Adams Family Correspondence, volume 4

Richard Cranch to John Adams

James Lovell to Abigail Adams

John Adams to John Quincy Adams, 29 May 1781 JA JQA John Adams to John Quincy Adams, 29 May 1781 Adams, John Adams, John Quincy
John Adams to John Quincy Adams
My dear Son Amsterdam May 29 1781

I am two Letters, I believe in your Debt, but I have been too busily engaged, to be able to write you.

I am pleased with the divisions of your time, which you tell your Brother you have lately made, which appears to be a judicious distribution of Study and Exercise, of Labour and Relaxation.1

But I want to have you, upon some higher Authors than Phaedrus and Nepos. I want to have you upon Demosthenes. The plainer Authors you may learn yourself at any time. I absolutely insist upon it, that you begin upon Demosthenes, and Cicero. I will not be put by. You may learn Greek from Demosthenes and Homer as well as from Isocrates and Lucian—and Latin from Virgil and Cicero as well as Phaedrus and Nepos.

What should be the Cause of the Aversion to Demosthenes in the World I know not, unless it is because his sentiments are wise and grand, and he teaches no frivolities.

If there is no other Way, I will take you home, and teach you Demosthenes and Homer myself.

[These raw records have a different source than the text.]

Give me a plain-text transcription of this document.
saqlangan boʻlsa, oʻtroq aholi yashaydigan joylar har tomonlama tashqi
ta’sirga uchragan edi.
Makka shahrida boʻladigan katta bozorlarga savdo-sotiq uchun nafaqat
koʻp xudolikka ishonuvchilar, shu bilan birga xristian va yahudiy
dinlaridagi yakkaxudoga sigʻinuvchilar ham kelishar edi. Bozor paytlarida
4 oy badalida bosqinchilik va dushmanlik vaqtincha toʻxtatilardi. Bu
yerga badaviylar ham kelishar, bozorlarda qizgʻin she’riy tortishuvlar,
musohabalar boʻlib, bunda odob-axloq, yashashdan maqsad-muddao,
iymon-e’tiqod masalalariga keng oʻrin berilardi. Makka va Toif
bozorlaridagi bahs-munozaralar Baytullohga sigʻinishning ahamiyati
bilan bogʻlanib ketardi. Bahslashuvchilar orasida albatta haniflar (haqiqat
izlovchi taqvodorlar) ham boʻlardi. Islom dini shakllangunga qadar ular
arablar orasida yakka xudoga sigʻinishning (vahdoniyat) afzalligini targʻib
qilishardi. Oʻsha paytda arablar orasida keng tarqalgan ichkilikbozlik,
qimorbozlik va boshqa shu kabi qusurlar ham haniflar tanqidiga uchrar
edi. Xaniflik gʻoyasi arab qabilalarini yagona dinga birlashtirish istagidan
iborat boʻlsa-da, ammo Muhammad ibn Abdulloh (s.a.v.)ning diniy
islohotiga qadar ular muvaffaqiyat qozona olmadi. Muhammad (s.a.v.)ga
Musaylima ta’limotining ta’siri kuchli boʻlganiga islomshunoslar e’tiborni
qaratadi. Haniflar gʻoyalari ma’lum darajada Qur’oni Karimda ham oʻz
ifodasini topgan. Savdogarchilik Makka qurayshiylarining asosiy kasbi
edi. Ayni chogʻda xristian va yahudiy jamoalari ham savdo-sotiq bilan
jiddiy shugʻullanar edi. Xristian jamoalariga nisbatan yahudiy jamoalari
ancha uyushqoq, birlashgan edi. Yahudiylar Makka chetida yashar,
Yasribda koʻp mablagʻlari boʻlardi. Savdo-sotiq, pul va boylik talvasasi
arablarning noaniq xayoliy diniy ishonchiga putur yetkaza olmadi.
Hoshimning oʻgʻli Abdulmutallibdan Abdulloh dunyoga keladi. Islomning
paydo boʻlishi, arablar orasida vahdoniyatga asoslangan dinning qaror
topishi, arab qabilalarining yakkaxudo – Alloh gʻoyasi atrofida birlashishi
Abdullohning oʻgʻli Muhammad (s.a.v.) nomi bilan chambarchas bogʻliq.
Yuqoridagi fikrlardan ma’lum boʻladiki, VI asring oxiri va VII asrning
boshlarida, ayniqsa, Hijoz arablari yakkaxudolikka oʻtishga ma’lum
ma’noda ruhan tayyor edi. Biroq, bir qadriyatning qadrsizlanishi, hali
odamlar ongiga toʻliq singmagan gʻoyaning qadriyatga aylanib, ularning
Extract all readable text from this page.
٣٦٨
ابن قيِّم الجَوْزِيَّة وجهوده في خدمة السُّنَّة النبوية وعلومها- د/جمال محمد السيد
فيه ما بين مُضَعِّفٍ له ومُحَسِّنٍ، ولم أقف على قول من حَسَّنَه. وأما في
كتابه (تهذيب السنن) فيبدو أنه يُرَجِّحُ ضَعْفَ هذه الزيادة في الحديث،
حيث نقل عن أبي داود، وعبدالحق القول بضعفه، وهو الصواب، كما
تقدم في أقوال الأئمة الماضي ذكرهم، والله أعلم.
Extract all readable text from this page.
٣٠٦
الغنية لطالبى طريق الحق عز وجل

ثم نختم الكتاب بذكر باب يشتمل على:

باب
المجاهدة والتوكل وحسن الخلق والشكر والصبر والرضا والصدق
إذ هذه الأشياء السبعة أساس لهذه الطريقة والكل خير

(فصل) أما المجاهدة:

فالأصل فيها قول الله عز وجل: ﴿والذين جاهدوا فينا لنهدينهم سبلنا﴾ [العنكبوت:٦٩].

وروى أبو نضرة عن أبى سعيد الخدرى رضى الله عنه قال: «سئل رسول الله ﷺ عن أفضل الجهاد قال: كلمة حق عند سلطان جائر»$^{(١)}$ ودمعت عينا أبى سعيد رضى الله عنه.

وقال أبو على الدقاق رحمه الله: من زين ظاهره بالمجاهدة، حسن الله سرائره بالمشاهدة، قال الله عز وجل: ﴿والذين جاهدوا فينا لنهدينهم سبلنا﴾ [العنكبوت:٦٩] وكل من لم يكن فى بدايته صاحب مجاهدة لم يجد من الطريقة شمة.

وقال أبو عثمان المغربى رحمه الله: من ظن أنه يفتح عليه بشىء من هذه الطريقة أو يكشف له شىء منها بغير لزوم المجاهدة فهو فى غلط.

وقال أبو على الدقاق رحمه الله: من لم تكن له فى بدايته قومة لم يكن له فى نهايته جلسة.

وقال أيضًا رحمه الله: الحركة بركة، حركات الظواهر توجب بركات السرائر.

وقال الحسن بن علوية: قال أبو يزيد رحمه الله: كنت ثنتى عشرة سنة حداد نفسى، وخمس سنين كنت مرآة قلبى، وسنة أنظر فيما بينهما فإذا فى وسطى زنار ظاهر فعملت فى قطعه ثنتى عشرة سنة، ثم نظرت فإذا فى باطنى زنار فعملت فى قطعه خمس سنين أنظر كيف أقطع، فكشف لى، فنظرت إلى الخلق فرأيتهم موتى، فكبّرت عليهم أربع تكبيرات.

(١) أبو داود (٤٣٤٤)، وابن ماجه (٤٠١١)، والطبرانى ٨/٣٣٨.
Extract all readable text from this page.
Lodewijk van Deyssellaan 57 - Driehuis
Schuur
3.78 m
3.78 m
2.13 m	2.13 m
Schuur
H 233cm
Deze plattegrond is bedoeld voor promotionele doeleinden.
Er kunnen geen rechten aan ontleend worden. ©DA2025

I am your affectionate Father, John Adams2 145

RC (Adams Papers); at foot of text: “Mr. J. Q. Adams.”

1.

JQA's letter to CA on “the divisions of his, i.e. JQA's time,” probably written on 20 May, has not been found; see JQA to JA, 21 May, above.

2.

Although CFA did not choose to print this quaint but characteristic letter advising JQA on his Greek and Latin studies, he did permit the publisher or anonymous editor of Homes of American Statesmen ... by Various Writers, N.Y., 1854, to make a facsimile of the MS, which appears as a double-page insert with Clarence Cook's account of John Adams in that volume, following p. 150.